Speaking of stunning, Zoe Kravitz is phenomenal. She’s charming, physical, and magnetic as Catwoman. She and Pattinson have real chemistry, which is quite a feat considering Pattinson had a mask on for all of their interactions. I do think they could have done a lot more with Kravitz, but here’s hoping a spinoff will further showcase her talents.
Paul Dano was creepy as could be. Disturbing. I don’t want to reveal too much, but they definitely tapped into the Joaquin Phoenix “this could be your neighbor down the street” kind of vibe. His intelligence seemed atypical, but his emotional scarring, his need to lash out, and his misguided social affiliations did not.
John Turturro played Carmen Falcone, a character I have never–ever–cared about … until now. Turturro made him strangely human–even likable–as his character helped with heinous actions.
Finally, though, I must give my MVP award to Colin Farrell. Farrell played the Penguin. This ain’t your previously established Penguin, though. Farrell was completely unrecognizable, and with that came a side of the actor that I’ve never seen. I still have trouble believing it was actually Colin Farrell. This man was boisterous, ugly, loud, and decidedly uncool. The opposite of Farrell in every way. He definitely squeezed every ounce from his character that he possibly could.
Matt Reeves wrote and directed The Batman. Yes, you can certainly trace moments of the film to comic book inspirations, but it also felt uniquely different. On one hand, Batman was in virtually every scene and in costume. That struck a chord with me because I remember in my younger days always wanting more Batman, less Bruce Wayne. It also felt far more grounded and realistic, even compared to Nolan’s films. Furthermore, between the rain, the action, the crowded sets, and the many, many close-ups, The Batman appeared to be a very difficult film to shoot. No angle looked easy; no scene took the simple way out.

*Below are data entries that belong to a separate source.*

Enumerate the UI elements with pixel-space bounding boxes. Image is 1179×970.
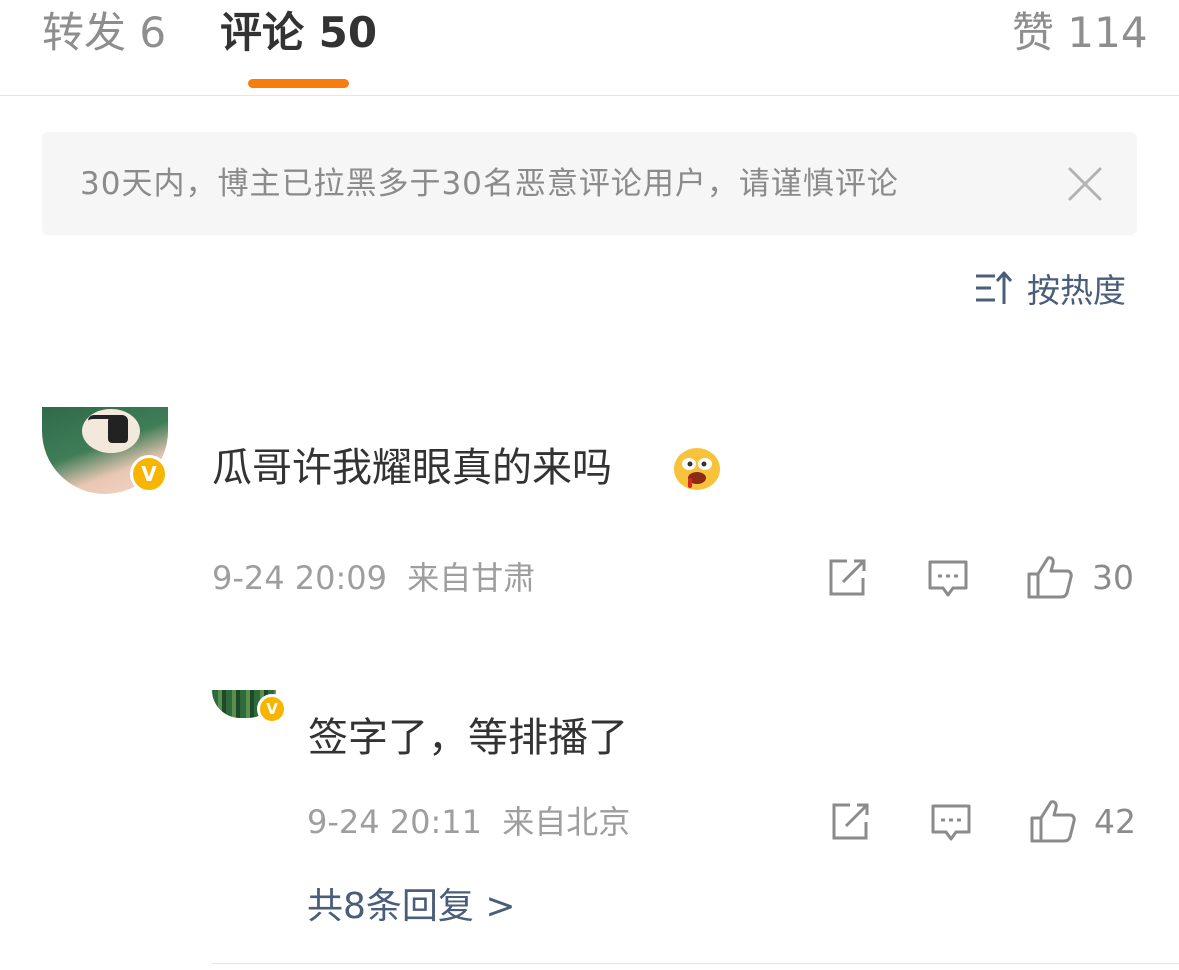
reply-meta: 9-24 20:11 来自北京 [307, 802, 630, 842]
sort-label: 按热度 [1027, 271, 1126, 310]
notice-banner: 30天内，博主已拉黑多于30名恶意评论用户，请谨慎评论 [42, 132, 1137, 235]
tab-likes[interactable]: 赞 114 [1012, 8, 1148, 58]
verified-badge-icon: V [130, 455, 168, 493]
tab-repost-label: 转发 [42, 8, 127, 57]
comment-icon[interactable] [929, 800, 973, 844]
like-icon[interactable] [1029, 798, 1077, 844]
header-divider [0, 95, 1179, 96]
sort-by-hot-button[interactable]: 按热度 [975, 266, 1126, 310]
emoji-icon [672, 445, 722, 491]
tab-comments[interactable]: 评论 50 [220, 8, 377, 58]
like-count: 30 [1092, 558, 1134, 597]
reply-date: 9-24 20:11 [307, 803, 483, 841]
more-replies-link[interactable]: 共8条回复 > [307, 883, 516, 931]
tab-repost[interactable]: 转发 6 [42, 8, 166, 58]
close-icon[interactable] [1066, 165, 1104, 203]
active-tab-indicator [248, 79, 349, 88]
comment-meta: 9-24 20:09 来自甘肃 [212, 558, 535, 598]
avatar-glasses [88, 415, 128, 431]
notice-text: 30天内，博主已拉黑多于30名恶意评论用户，请谨慎评论 [80, 166, 899, 202]
share-icon[interactable] [828, 800, 872, 844]
sort-icon [975, 270, 1013, 306]
share-icon[interactable] [825, 556, 869, 600]
comment-date: 9-24 20:09 [212, 559, 388, 597]
reply-location: 来自北京 [502, 803, 631, 841]
comment-icon[interactable] [926, 556, 970, 600]
like-icon[interactable] [1026, 554, 1074, 600]
tab-likes-label: 赞 [1012, 8, 1055, 57]
tab-likes-count: 114 [1067, 8, 1148, 57]
tab-comments-label: 评论 [220, 8, 305, 57]
divider [212, 963, 1179, 964]
comment-location: 来自甘肃 [407, 559, 536, 597]
reply-text: 签字了，等排播了 [308, 715, 628, 761]
verified-badge-icon: V [257, 694, 287, 724]
tab-comments-count: 50 [318, 8, 378, 57]
like-count: 42 [1094, 802, 1136, 841]
tab-repost-count: 6 [139, 8, 167, 57]
comment-text: 瓜哥许我耀眼真的来吗 [212, 445, 612, 491]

As I’m sure you’ve gathered, I highly recommend The Batman. Believe it or not, it’s different from any other Batman you’ve seen before. And while I can’t believe I’m saying it, Robert Pattinson’s performance while wearing a mask and Colin Farrell’s performance while wearing copious amounts of makeup proved to be what I enjoyed most. It’s largely a performance driven film, which sounds ridiculous, but is true. I consider The Batman a victory in every facet.
By the way, my sincere apologies to the 1989 Batmobile, but you’ve been put on alert. The 2022 Batmobile is somehow even cooler and looks like something that could actually function on the roads as intended. I’m not saying it’s replacing the 1989 Batmobile as my favorite … but it is in contention.